Investing is an excellent way to increase your wealth over time. However, with all investments, there is an inherent risk involved.
While some risks are small, others can be significant, resulting in the loss of your investment or reduced returns.
Understanding the different types of investment risk can help you make informed investment decisions.
In this blog, we will detail five types of investment risk.
Market risk
Market risk is the most common type of investment risk. It refers to the possibility of losing money due to the overall performance of the financial markets.
This risk is prevalent in equity and bond markets, where prices can fluctuate due to a range of factors such as economic data, company performance, and global events.
Market risk cannot be eliminated, but it can be managed by diversifying your investments across different asset classes.
Interest rate risk
Interest rate risk is the possibility of losing money due to changes in interest rates.
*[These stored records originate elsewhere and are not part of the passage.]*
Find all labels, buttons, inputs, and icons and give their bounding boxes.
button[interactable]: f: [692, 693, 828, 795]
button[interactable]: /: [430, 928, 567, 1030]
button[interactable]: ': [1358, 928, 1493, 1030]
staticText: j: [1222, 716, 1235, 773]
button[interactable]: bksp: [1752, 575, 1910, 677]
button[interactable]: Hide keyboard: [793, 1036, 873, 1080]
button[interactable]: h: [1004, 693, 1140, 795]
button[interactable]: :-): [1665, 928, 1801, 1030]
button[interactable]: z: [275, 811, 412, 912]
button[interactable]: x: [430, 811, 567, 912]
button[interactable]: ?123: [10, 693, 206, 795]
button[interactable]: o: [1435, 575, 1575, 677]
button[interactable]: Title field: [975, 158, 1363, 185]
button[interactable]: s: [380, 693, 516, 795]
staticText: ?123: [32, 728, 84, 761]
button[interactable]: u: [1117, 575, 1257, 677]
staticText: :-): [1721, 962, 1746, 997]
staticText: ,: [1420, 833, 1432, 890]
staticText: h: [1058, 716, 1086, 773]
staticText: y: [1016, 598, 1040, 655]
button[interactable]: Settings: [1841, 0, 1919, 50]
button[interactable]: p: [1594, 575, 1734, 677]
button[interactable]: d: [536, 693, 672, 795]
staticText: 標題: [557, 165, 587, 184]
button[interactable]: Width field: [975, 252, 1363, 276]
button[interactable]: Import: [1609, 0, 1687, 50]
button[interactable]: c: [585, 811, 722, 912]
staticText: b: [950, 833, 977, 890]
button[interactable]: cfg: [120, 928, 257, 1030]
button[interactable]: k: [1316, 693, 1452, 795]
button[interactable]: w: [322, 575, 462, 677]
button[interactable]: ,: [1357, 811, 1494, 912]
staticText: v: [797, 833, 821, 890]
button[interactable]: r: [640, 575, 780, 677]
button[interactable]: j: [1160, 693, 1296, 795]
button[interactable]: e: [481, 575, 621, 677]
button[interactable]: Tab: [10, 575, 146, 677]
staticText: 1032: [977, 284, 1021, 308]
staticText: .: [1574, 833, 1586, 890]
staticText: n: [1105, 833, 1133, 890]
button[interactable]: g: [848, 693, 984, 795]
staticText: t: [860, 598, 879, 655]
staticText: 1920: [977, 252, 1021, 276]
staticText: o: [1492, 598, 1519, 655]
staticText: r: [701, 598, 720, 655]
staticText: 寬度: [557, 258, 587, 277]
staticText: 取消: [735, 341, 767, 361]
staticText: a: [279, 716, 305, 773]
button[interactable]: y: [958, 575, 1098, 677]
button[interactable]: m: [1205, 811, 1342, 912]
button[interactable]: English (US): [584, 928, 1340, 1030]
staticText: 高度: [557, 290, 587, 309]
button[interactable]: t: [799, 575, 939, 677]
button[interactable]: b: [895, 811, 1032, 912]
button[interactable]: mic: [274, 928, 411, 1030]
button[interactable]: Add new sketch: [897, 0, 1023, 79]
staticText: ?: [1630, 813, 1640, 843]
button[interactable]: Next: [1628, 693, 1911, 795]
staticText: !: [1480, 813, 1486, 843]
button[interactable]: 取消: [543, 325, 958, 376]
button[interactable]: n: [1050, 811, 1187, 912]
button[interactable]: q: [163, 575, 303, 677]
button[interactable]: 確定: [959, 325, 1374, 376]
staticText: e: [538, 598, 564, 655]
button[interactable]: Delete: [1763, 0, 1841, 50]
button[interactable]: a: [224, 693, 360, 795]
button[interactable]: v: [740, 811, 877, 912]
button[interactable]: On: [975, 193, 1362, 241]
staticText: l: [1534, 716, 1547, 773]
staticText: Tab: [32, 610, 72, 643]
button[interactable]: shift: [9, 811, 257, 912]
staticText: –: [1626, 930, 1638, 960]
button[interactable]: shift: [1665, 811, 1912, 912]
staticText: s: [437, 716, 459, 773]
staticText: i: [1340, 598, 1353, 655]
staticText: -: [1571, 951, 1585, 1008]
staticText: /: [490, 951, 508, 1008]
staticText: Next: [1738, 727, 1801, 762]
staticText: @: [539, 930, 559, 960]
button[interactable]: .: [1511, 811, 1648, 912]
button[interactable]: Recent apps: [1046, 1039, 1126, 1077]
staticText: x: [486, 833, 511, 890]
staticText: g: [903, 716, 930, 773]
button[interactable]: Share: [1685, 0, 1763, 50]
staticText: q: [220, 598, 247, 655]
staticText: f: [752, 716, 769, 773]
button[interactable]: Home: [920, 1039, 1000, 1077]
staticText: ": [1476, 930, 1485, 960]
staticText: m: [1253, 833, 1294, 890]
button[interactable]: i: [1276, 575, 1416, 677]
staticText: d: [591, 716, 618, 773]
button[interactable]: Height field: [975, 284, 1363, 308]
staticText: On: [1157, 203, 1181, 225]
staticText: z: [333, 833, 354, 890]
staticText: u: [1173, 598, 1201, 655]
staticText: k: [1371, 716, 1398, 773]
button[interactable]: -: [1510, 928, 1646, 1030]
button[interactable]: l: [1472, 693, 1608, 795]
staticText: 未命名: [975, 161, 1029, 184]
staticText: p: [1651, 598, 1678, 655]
This risk is prevalent in bond markets, where bond prices and interest rates are inversely related.
When interest rates rise, bond prices fall, and when interest rates fall, bond prices rise.
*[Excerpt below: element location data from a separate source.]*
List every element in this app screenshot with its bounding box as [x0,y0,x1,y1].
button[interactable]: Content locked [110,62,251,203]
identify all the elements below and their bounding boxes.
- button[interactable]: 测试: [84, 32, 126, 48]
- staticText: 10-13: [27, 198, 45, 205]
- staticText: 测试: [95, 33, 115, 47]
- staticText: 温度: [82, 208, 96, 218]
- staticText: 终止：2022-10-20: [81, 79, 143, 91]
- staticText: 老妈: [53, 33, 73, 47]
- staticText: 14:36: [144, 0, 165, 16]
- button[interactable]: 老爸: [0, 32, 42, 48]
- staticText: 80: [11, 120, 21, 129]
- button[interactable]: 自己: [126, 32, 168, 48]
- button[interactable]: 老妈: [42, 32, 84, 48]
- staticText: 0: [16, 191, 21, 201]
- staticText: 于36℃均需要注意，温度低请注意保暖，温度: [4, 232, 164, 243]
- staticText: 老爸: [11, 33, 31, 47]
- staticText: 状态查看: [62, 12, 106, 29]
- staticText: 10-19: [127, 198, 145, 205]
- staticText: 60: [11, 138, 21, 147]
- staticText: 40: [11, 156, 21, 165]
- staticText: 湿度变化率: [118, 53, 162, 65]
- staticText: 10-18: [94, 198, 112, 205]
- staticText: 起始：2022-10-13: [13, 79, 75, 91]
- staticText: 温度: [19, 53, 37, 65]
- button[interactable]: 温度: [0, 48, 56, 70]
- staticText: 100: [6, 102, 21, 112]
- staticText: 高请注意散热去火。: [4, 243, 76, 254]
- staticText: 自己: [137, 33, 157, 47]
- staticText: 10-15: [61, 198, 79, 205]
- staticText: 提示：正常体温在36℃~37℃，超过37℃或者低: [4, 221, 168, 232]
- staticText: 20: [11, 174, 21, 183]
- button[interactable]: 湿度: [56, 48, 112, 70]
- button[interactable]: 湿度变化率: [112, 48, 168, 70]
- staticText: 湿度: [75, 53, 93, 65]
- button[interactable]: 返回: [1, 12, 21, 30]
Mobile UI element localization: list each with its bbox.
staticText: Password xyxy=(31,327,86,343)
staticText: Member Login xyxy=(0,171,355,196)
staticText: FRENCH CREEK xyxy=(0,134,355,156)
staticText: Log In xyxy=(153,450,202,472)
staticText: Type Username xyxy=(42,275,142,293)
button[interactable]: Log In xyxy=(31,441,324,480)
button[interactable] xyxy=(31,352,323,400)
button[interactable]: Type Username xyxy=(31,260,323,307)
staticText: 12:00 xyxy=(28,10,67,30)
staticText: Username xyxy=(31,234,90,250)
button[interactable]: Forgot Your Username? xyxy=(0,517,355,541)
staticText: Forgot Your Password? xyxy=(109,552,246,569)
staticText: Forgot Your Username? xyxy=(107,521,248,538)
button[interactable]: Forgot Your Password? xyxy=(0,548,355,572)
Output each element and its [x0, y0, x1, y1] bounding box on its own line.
This risk can be managed by investing in bonds with different maturity dates, as longer-term bonds are more sensitive to interest rate changes.
Credit risk
Credit risk is the possibility of losing money due to the failure of a borrower to repay a loan or debt.
This risk is prevalent in the bond market, where bond issuers may default on their interest payments or principal repayment.
It can be managed by investing in high-quality bonds issued by financially stable companies or governments.
Inflation risk
Inflation risk is the possibility of losing money due to inflation eroding the purchasing power of your investment.
Inflation reduces the value of money over time, and if the rate of inflation is higher than the rate of return on your investment, you will lose money in real terms.
This risk can be managed by investing in assets that have the potential to outpace inflation, such as stocks or real estate.
Liquidity risk
Liquidity risk is the possibility of losing money due to the inability to sell your investment quickly or at a fair price.
This risk is prevalent in illiquid assets such as real estate or private equity, where there is a limited market for buyers and sellers.
It can be managed by investing in liquid assets such as stocks or bonds, where there is a large and active market for buyers and sellers.